Certains animaux ne craignent tout simplement pas les humains, car ils n’ont jamais su qu’ils le devraient. Mais d’autres ne veulent rien avoir à voir avec Homo sapiens. Les cinéastes de la BBC ont passé beaucoup de temps cachés dans des stores et des peaux de fortune. « Ce sera deux personnes sur un tournage », dit Charles. » Tous les matins, vous descendez tous les deux à la peau. Le caméraman entre, puis l’autre personne s’en va. »L’idée est que les animaux voient les gens aller et venir, mais pas de garder une trace de tout le monde. Dans d’autres cas, les équipes peuvent contrôler une caméra à distance, ou simplement la laisser fonctionner et espérer le meilleur.
Au début de la production, l’équipe a passé des mois à rechercher leurs territoires. Ils ont identifié des personnages possibles, ont essayé de planifier des tournages et ont esquissé le spectacle. Mais c’est la faune, alors vous travaillez sur la chronologie de Mère Nature. La chance joue un rôle, ce qui signifie être au bon endroit au bon moment, ou assez patient pour attendre. Et attendez. Et attendez encore. Même si les moustiques vous rendent fous.

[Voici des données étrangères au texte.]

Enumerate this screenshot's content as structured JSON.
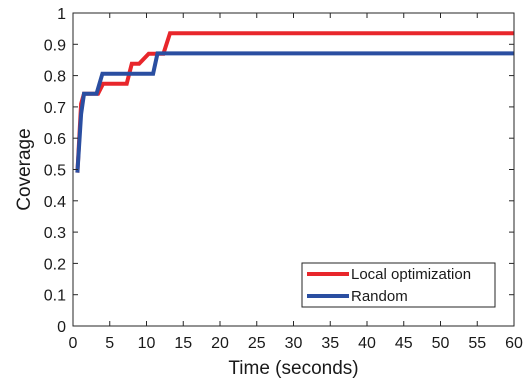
{
  "chart_data": {
    "type": "line",
    "title": "",
    "xlabel": "Time (seconds)",
    "ylabel": "Coverage",
    "xlim": [
      0,
      60
    ],
    "ylim": [
      0,
      1
    ],
    "xticks": [
      0,
      5,
      10,
      15,
      20,
      25,
      30,
      35,
      40,
      45,
      50,
      55,
      60
    ],
    "yticks": [
      0,
      0.1,
      0.2,
      0.3,
      0.4,
      0.5,
      0.6,
      0.7,
      0.8,
      0.9,
      1
    ],
    "xtick_labels": [
      "0",
      "5",
      "10",
      "15",
      "20",
      "25",
      "30",
      "35",
      "40",
      "45",
      "50",
      "55",
      "60"
    ],
    "ytick_labels": [
      "0",
      "0.1",
      "0.2",
      "0.3",
      "0.4",
      "0.5",
      "0.6",
      "0.7",
      "0.8",
      "0.9",
      "1"
    ],
    "grid": false,
    "legend_position": "bottom-right",
    "series": [
      {
        "name": "Local optimization",
        "color": "#e8262b",
        "x": [
          0.6,
          1.1,
          1.5,
          3.4,
          4.1,
          7.3,
          8.0,
          9.0,
          10.3,
          12.3,
          13.2,
          60
        ],
        "y": [
          0.49,
          0.71,
          0.742,
          0.742,
          0.774,
          0.774,
          0.838,
          0.838,
          0.87,
          0.87,
          0.935,
          0.935
        ]
      },
      {
        "name": "Random",
        "color": "#2a4ea1",
        "x": [
          0.6,
          1.1,
          1.5,
          3.2,
          4.0,
          10.9,
          11.5,
          60
        ],
        "y": [
          0.49,
          0.677,
          0.742,
          0.742,
          0.806,
          0.806,
          0.871,
          0.871
        ]
      }
    ]
  }
}
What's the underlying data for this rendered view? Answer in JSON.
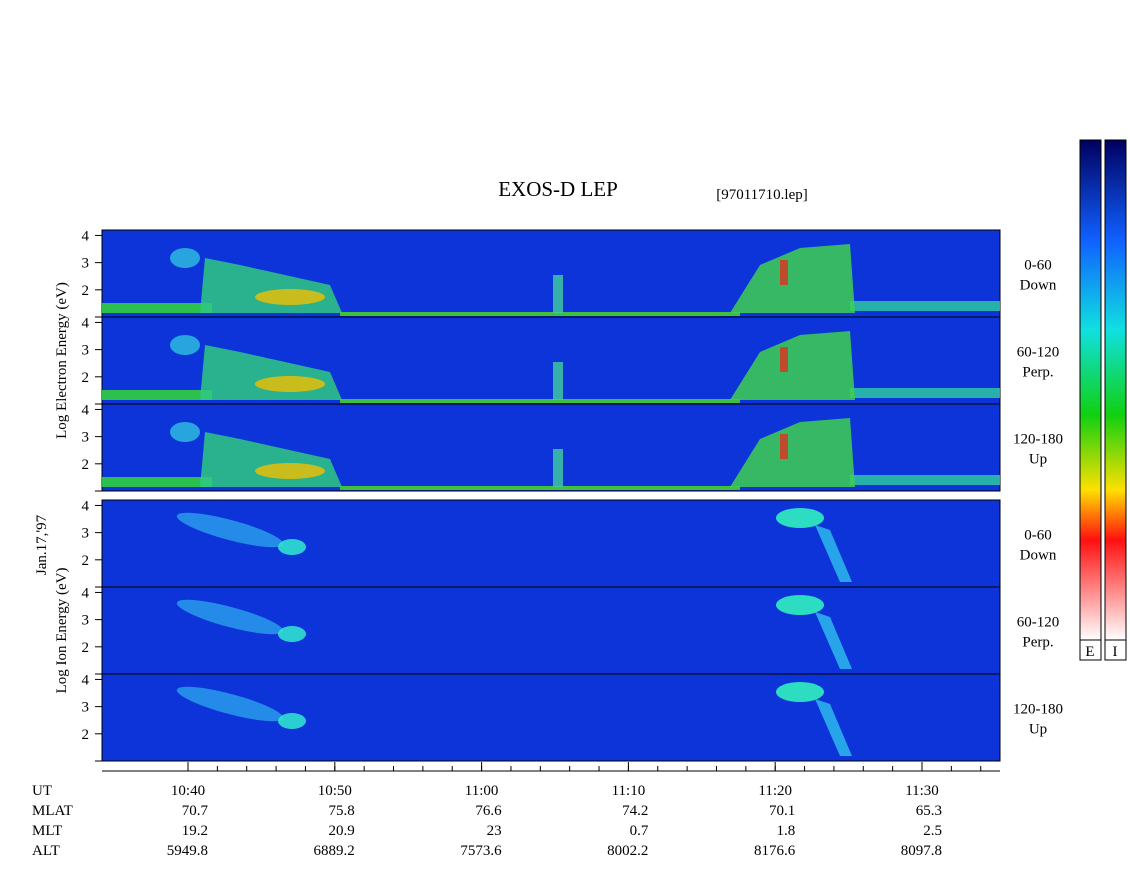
{
  "chart_data": {
    "type": "spectrogram",
    "title": "EXOS-D LEP",
    "subtitle": "[97011710.lep]",
    "date": "Jan.17,'97",
    "colorbar_labels": [
      "E",
      "I"
    ],
    "ylim": [
      1,
      4.2
    ],
    "yticks": [
      2,
      3,
      4
    ],
    "groups": [
      {
        "label": "Log  Electron  Energy  (eV)",
        "panels": [
          {
            "label": [
              "0-60",
              "Down"
            ]
          },
          {
            "label": [
              "60-120",
              "Perp."
            ]
          },
          {
            "label": [
              "120-180",
              "Up"
            ]
          }
        ]
      },
      {
        "label": "Log  Ion  Energy  (eV)",
        "panels": [
          {
            "label": [
              "0-60",
              "Down"
            ]
          },
          {
            "label": [
              "60-120",
              "Perp."
            ]
          },
          {
            "label": [
              "120-180",
              "Up"
            ]
          }
        ]
      }
    ],
    "x_label": "UT",
    "x_labels": [
      "10:40",
      "10:50",
      "11:00",
      "11:10",
      "11:20",
      "11:30"
    ],
    "ephemeris": [
      {
        "name": "MLAT",
        "values": [
          70.7,
          75.8,
          76.6,
          74.2,
          70.1,
          65.3
        ]
      },
      {
        "name": "MLT",
        "values": [
          19.2,
          20.9,
          23.0,
          0.7,
          1.8,
          2.5
        ]
      },
      {
        "name": "ALT",
        "values": [
          5949.8,
          6889.2,
          7573.6,
          8002.2,
          8176.6,
          8097.8
        ]
      }
    ]
  }
}
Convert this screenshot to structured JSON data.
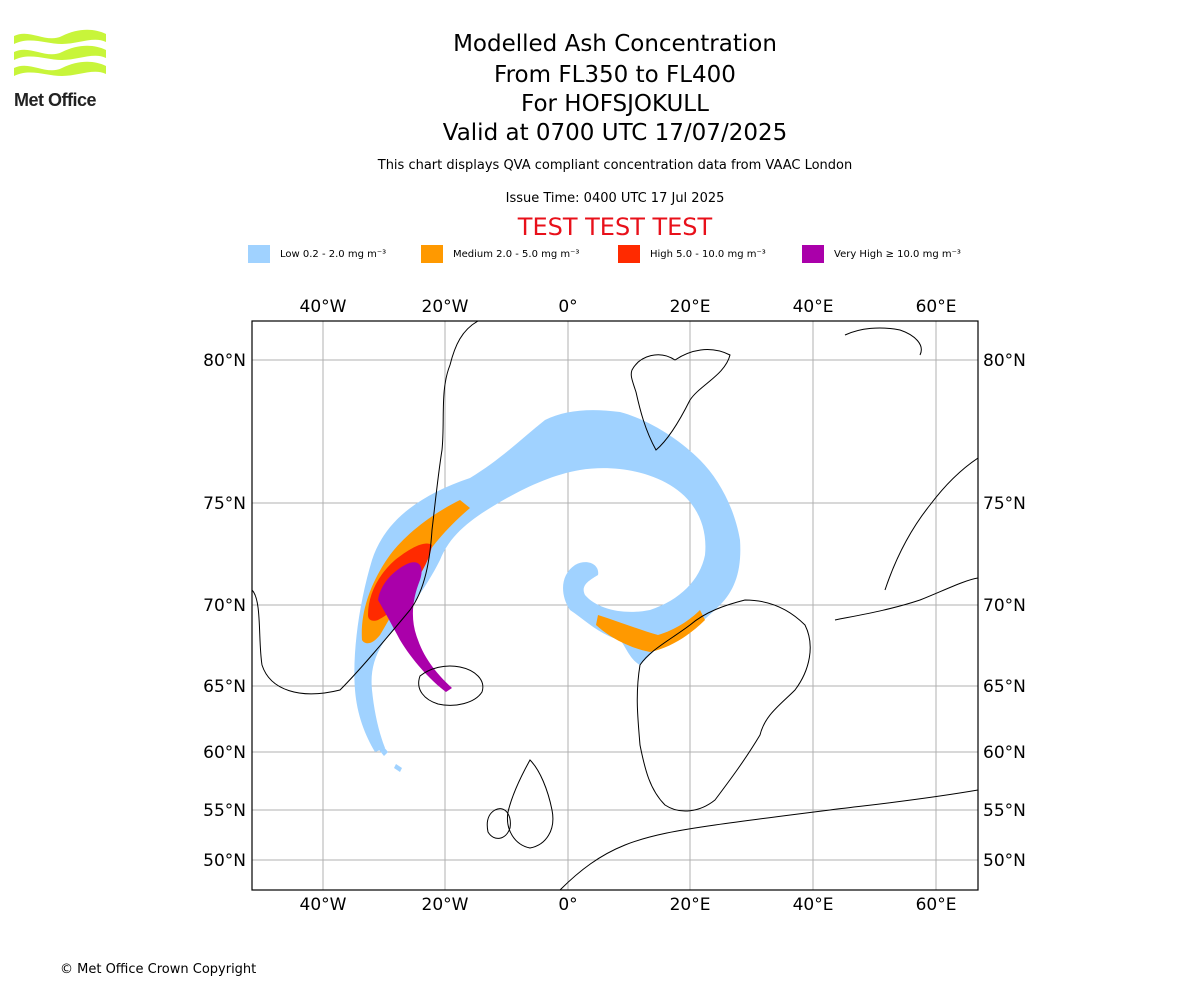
{
  "logo": {
    "brand": "Met Office",
    "color": "#c8f53a"
  },
  "title": {
    "line1": "Modelled Ash Concentration",
    "line2": "From FL350 to FL400",
    "line3": "For HOFSJOKULL",
    "line4": "Valid at 0700 UTC 17/07/2025"
  },
  "info": {
    "compliance": "This chart displays QVA compliant concentration data from VAAC London",
    "issue_time": "Issue Time: 0400 UTC 17 Jul 2025"
  },
  "test_banner": "TEST TEST TEST",
  "legend": [
    {
      "label": "Low 0.2 - 2.0 mg m⁻³",
      "color": "#a0d2ff"
    },
    {
      "label": "Medium 2.0 - 5.0 mg m⁻³",
      "color": "#ff9900"
    },
    {
      "label": "High 5.0 - 10.0 mg m⁻³",
      "color": "#ff2a00"
    },
    {
      "label": "Very High ≥ 10.0 mg m⁻³",
      "color": "#aa00aa"
    }
  ],
  "axes": {
    "lon_labels": [
      "40°W",
      "20°W",
      "0°",
      "20°E",
      "40°E",
      "60°E"
    ],
    "lat_labels": [
      "80°N",
      "75°N",
      "70°N",
      "65°N",
      "60°N",
      "55°N",
      "50°N"
    ]
  },
  "copyright": "© Met Office Crown Copyright"
}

Bien sûr, la chance ne compte pas pour beaucoup si vous n’avez pas l’équipement nécessaire pour capturer un léopard dans une ruelle sombre, une petite grenouille combattant un essaim de guêpes ou des singes menant une bataille aérienne. Rien de tout cela n’était possible il y a dix ans, ce qui pousse l’équipe de Gunton à se demander ce qui pourrait être possible dans dix ans. Ils pensent déjà à la Planète Terre 3.